Dissertations, Theses, and Capstone Projects

Date of Degree

9-2017

Document Type

Dissertation

Degree Name

Ph.D.

Program

Psychology

Advisor

Frank W. Grasso

Committee Members

Jennifer Basil

Andrew Delamater

Stefano Ghirlanda

Subject Categories

Comparative Psychology | Experimental Analysis of Behavior

Keywords

navigation, spatial, avoidance, learning, invertebrate, fiddler crab

Abstract

Navigation in biological systems is a complex task-set that involves learning processes and may include constructing representations of features of their environment. Across the animal kingdom, different learning mechanisms have evolved to similar spatial problems. The extent to which mechanisms are conserved across taxa are an important research area that can guide our understanding of the cognitive dimensions of navigation. Recent studies of mammals, birds, and arthropods has found that these animals often attend to multiple forms of sensory cues, and to either integrate the solutions generated by these cues, or at times prefer one form of cue over another.
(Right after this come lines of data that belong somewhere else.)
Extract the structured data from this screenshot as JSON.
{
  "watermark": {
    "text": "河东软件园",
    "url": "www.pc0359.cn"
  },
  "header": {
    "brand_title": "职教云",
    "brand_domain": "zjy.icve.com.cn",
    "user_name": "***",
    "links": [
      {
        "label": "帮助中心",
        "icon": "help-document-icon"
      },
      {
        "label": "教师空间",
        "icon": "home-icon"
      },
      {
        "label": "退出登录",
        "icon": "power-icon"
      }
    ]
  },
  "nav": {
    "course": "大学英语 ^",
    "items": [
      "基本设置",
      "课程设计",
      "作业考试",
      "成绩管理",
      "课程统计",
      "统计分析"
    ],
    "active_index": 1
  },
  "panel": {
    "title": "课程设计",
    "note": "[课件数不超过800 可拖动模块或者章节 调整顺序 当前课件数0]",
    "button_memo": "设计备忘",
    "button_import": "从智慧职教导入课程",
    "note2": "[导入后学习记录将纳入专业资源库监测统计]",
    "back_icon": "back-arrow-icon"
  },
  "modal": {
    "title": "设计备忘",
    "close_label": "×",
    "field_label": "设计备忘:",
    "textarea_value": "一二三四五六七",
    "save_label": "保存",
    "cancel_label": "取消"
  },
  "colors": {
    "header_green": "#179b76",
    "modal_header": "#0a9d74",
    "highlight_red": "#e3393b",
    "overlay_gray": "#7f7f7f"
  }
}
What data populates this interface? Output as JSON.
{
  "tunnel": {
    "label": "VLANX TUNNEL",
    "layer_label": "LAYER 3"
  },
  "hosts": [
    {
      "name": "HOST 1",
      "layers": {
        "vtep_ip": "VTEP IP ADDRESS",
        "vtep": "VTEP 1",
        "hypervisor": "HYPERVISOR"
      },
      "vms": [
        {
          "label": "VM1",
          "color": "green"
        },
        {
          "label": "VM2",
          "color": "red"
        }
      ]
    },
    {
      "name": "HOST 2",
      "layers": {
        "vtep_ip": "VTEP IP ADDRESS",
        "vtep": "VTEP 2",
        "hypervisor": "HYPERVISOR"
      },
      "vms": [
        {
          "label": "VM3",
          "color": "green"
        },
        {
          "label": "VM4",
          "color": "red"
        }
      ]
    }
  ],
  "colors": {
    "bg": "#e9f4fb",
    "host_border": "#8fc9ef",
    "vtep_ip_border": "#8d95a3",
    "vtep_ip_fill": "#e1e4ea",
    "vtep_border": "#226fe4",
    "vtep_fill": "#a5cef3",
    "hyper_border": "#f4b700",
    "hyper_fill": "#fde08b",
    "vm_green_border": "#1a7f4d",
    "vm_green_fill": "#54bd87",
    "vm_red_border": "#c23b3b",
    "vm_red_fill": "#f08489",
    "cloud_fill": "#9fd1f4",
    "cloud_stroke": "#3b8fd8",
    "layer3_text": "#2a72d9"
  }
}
This dissertation examines the fiddler crab (Uca pugilator), a burrow-homing arthropod whose ecology and behavior engender evolutionary pressures that favor spatial memory to determine which these kinds of multi-modal integrative processes are at they employ. Previous field studies give indications of complexity beyond simple route reversal methods. U. pugilator are a species that share and likely resemble a basal ancestor to the insect taxa that have proved fruitful to the study of navigation. The results of this dissertation suggest that the ability to employ and integrate solutions from multiple navigational mechanisms is evolutionarily old and conserved across a wide range of taxa. Four experiments are presented that employ a place learning paradigm to examine the roles of externally (allocentric) and internally (egocentric) generated sensory cues in the construction of fiddler crab navigational strategies. Three of these experiments provide evidence for a preexisting taxis in these animals that dictates they approach certain visual stimuli, and two of these experiments provide evidence of an allocentrically informed associative process in navigating fiddler crabs, a finding not before seen in a laboratory study of these animals. Taken together the results of this dissertation suggest that fiddler crabs possess some form of cognitive representation of the external world, which is informed by multiple sensory modalities, and extends beyond response learning and path integration.